Face Recognition in Deepstream?

My configurations

Jetson Nano
Deepstream 4.0.1
Jetpack 4.2.2
TensorRT 5.1.6.1
CUDA 10.0

How can we do face recognition using Deepstream? Actually I want to do verification i.e. embedding matching and not classification. Is there any way to achieve this in Deepstream? I want to use Facenet and extract 128 embeddings from a face detected using webcam and compare with the 128 embeddings stored in the same folder to determine if it is the same person or not.

1 Like

Sorry! What do you mean “embeddings”?

When we use neural network we use convolutional layers+pooling layers and maybe batch normalisation layers. after these layers we flatten it and then put the classifier layers which are basically the dense layers. So if we want to do face verification, we only need the conv+pooling+batch norm layers which will extract the features of tensor shape (1,128) in case of facenet or (1, 2048) in case of VGGFace for example. We do not need the flatten and dense layers for verification because we are not classifying. So embeddings are these features that were extracted from the architecture without the flatten and dense layers. Is there a way to get these in Deepstream?

@preronamajumder

Do you mean you want to analyse raw tensor outputs from conv+pooling+bn in your own ways (non conventional processing that is different from flatten+fully_connected+softmax)?

Yes that is correct. Since I only need to verify if the person in front of the camera is the person we are looking for, I do not need a classifier. Just the raw tensor outputs like you mentioned.

@preronamajumder

I think you have to implement your own parse function to handle network outputs.

You can find this piece of code (this piece of code is from DeepStream 5.0, but I think DeepStream 4.0 should be similar)

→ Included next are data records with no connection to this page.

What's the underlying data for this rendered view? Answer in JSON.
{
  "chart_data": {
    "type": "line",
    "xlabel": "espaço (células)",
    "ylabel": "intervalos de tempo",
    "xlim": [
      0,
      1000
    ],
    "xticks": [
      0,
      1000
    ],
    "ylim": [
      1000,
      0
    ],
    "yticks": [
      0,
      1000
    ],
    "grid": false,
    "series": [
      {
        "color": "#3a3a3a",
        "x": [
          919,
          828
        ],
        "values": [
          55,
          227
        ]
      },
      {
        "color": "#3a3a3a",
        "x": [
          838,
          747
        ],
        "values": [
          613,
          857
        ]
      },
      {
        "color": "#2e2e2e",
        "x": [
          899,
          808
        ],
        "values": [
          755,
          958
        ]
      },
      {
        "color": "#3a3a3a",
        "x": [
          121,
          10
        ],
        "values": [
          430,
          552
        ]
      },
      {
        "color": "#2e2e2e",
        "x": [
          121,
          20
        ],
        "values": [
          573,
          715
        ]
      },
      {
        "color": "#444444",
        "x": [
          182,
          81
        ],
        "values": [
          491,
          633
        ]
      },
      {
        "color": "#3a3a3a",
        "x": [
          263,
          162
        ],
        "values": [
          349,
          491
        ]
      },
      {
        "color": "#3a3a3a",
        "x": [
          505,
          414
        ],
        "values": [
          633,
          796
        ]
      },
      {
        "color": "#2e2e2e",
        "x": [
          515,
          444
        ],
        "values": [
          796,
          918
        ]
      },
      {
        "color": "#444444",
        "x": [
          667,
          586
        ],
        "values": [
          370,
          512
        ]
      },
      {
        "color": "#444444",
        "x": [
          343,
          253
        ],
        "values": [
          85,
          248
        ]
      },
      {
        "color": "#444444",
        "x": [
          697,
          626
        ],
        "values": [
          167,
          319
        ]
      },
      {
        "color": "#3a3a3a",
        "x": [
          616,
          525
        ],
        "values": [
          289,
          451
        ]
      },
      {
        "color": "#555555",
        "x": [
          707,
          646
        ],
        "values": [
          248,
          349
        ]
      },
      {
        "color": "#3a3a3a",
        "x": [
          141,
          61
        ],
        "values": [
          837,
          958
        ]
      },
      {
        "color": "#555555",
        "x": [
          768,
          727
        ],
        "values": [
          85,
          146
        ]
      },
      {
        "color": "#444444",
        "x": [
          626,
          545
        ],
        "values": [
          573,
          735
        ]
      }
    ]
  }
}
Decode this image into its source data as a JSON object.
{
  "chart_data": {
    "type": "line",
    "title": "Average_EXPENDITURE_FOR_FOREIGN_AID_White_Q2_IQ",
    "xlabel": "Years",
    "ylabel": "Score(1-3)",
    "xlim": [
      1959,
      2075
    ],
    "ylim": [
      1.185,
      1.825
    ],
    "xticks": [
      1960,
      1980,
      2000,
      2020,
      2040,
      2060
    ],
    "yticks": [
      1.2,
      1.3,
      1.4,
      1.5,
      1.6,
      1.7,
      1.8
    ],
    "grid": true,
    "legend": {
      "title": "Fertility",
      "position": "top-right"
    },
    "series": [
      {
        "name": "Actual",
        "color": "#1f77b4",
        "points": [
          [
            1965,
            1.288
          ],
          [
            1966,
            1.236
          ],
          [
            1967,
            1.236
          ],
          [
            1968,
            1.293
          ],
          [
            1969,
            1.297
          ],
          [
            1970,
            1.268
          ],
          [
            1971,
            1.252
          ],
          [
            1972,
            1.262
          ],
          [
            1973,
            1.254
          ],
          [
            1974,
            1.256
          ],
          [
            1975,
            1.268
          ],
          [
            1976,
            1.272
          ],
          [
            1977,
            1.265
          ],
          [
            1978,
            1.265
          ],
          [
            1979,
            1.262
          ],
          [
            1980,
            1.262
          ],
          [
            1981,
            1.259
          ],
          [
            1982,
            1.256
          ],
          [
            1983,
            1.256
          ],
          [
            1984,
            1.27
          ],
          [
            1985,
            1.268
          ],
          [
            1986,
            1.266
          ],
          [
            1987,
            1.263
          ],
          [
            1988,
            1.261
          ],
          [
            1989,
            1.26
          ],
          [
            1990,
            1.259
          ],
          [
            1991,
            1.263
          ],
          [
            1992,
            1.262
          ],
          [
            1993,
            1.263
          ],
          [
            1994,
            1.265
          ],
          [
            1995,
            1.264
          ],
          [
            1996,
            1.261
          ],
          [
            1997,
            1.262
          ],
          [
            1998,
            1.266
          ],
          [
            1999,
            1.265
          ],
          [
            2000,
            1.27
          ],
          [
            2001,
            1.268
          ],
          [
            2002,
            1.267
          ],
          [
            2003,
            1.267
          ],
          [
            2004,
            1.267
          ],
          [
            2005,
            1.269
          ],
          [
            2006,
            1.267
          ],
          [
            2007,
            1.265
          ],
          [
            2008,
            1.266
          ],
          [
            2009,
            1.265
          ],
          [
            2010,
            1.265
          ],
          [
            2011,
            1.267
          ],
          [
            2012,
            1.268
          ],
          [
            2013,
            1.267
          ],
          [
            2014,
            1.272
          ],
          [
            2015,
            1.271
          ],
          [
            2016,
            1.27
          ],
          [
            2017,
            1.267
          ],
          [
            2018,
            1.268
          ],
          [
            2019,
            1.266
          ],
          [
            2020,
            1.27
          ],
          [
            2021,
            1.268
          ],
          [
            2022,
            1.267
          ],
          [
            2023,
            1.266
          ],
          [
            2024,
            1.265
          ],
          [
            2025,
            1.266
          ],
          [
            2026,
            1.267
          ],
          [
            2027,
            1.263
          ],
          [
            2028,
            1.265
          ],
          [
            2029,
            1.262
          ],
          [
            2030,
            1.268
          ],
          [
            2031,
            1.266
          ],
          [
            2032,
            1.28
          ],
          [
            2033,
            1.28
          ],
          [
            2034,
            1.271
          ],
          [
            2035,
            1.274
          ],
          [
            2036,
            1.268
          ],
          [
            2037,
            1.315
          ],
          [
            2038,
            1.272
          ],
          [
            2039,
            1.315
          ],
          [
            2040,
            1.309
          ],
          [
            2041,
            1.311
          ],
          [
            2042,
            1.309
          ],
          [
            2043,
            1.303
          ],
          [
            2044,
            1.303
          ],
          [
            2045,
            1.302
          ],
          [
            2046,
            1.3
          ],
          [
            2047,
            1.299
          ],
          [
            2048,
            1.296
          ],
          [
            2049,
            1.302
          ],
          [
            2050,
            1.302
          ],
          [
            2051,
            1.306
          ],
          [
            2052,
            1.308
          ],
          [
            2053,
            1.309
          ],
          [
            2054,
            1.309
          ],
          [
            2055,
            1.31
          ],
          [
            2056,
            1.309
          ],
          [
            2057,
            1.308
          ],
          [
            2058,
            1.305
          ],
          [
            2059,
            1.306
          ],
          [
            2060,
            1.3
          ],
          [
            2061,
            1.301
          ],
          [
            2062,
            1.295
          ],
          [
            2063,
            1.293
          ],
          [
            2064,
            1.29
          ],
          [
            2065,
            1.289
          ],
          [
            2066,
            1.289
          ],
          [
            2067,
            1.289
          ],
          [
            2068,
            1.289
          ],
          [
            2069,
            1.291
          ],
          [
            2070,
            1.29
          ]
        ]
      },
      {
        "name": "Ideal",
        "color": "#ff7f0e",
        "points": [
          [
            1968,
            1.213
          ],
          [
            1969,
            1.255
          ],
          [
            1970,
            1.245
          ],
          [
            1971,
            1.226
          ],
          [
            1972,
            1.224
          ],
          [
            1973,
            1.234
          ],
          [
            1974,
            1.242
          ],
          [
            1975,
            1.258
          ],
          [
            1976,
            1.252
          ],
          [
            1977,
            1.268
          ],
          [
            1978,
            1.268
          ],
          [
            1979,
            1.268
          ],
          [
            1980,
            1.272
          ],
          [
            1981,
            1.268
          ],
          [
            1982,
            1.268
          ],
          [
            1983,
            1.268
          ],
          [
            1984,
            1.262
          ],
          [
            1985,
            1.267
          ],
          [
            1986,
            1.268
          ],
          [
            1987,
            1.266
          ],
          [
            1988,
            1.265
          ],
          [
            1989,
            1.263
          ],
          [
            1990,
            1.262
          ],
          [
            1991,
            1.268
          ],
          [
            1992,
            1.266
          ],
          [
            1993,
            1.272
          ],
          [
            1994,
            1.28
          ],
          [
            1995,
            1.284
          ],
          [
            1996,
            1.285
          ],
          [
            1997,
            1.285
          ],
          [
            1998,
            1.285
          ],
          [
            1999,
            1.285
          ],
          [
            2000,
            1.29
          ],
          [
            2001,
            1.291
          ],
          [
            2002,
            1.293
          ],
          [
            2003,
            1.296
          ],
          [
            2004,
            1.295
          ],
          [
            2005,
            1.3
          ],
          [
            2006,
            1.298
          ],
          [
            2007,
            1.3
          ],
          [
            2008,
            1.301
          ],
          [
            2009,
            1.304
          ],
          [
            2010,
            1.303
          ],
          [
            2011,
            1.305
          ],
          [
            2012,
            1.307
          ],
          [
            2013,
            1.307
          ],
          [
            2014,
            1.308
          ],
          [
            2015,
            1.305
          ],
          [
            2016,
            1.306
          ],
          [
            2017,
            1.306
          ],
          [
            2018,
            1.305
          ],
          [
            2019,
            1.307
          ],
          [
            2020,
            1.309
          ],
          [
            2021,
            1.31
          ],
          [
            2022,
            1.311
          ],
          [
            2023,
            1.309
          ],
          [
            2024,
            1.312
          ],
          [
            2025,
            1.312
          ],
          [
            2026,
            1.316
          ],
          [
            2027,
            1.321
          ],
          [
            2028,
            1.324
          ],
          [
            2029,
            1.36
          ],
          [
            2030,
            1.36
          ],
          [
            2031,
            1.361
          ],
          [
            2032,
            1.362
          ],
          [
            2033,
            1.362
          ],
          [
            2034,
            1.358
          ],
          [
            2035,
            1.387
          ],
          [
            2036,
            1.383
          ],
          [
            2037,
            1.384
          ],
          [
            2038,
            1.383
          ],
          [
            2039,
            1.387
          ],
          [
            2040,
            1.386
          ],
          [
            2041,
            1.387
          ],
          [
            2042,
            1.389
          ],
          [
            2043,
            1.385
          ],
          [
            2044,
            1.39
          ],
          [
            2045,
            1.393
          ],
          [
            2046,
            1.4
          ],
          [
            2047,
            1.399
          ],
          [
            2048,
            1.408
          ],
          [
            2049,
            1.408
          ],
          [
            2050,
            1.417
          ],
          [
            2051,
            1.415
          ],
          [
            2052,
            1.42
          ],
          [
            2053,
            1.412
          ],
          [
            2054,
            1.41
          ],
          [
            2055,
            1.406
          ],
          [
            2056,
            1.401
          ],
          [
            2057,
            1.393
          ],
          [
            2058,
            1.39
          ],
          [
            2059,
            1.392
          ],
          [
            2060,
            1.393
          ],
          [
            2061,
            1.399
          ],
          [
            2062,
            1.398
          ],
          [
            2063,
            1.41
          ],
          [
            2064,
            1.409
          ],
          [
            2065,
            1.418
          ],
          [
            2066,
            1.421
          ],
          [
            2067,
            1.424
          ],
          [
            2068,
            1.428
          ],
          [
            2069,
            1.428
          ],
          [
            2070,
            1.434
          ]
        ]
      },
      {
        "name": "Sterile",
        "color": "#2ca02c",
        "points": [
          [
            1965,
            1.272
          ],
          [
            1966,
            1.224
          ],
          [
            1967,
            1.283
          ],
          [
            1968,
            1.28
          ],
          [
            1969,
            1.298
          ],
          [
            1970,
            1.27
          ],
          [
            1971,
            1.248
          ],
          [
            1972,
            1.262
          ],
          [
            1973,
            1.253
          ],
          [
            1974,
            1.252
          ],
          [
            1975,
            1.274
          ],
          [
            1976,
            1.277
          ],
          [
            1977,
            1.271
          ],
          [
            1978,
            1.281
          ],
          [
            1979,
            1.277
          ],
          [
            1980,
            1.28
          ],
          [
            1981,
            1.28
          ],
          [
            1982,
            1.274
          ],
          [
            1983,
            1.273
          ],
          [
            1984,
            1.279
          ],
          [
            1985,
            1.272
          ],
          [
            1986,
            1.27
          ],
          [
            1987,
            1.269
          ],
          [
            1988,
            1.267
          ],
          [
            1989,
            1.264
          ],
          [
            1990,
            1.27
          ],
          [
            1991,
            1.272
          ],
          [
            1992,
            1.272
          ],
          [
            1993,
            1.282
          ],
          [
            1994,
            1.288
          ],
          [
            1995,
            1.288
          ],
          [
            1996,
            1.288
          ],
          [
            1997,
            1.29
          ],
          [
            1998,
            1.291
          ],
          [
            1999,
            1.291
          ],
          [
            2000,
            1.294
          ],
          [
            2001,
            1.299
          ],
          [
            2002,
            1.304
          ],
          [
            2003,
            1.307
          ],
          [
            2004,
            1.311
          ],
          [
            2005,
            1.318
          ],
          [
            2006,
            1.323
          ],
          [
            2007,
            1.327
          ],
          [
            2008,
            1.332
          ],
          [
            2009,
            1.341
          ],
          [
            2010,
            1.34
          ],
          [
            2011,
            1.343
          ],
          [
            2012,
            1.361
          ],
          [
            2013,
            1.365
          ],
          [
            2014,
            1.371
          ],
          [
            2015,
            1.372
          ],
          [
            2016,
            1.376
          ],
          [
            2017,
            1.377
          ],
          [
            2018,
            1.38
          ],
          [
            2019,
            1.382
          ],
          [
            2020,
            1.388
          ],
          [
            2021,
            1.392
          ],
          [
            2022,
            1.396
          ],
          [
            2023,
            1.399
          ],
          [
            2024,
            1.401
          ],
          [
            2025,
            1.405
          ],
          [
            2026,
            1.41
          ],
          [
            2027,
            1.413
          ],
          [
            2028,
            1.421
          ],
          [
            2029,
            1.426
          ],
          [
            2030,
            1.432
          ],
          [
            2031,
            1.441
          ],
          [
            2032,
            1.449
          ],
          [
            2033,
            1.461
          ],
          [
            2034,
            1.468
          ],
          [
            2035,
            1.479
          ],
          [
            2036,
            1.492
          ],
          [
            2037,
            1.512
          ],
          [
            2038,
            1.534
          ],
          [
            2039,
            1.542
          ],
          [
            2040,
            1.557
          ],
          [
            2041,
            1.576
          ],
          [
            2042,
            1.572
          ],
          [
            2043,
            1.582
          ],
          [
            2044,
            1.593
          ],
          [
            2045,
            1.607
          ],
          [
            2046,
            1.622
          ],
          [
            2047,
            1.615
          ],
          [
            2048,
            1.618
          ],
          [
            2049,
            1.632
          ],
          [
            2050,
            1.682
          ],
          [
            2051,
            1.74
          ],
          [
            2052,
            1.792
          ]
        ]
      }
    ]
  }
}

    /* Call custom parsing function if specified otherwise use the one
     * written along with this implementation. */
    if (m_CustomClassifierParseFunc)
    {
        if (!m_CustomClassifierParseFunc(outputLayers, m_NetworkInfo,
                m_ClassifierThreshold, attributes, attrString))
        {
            printError("Failed to parse classification attributes using "
                    "custom parse function");
            return NVDSINFER_CUSTOM_LIB_FAILED;
        }
    }
    else
    {
        if (!parseAttributesFromSoftmaxLayers(outputLayers, m_NetworkInfo,
                m_ClassifierThreshold, attributes, attrString))
        {
            printError("Failed to parse bboxes");
            return NVDSINFER_OUTPUT_PARSING_FAILED;
        }
    }

This piece of code indicates that you can implement a customized classifier parse function of your own.
And then you have to add following configurations to [property] like this so that DeepStream will call your customized parse function:

parse-classifier-func-name=name_of_your_own_customized_parse_function
custom-lib-path=dir_to_your_own_cpp_library/your_own_cpp_library.so

And your customized function would be like this (This is for DeepStream 5.0, I am not sure 4.0 is the same)

extern "C" bool
name_of_your_own_customized_parse_function(
    std::vector<NvDsInferLayerInfo> const& outputLayersInfo,
    NvDsInferNetworkInfo const& networkInfo, float classifierThreshold,
    std::vector<NvDsInferAttribute>& attrList, std::string& attrString)
{
    // TODO: Add your own parse logics here
    return true;
}

There are examples of customized parse functions here (The only difference is that they customize bbox parsing functions for detection networks):

objectDetector_FasterRCNN
objectDetector_SSD
objectDetector_Yolo

Okay. I got the idea behind how to do it. Just have to do it now. Thank you so much. I have shifted to Deepstream 5.0 now. But I still need to do this. Thank you again.

@preronamajumder were you able to figure this out or implement it? I have very similar use case to yours. It would be great to know how this was achieved.

I did write a parser function but I was unable to compile it successfully. I was getting Unidentified symbol with Cudastream while creating shared library. So I gave up on this. But there is a Git Repo for facenet implementation. Only issue with that is that it does not give same values as the actual facenet by David Sandberg. Probably related to preprocessing.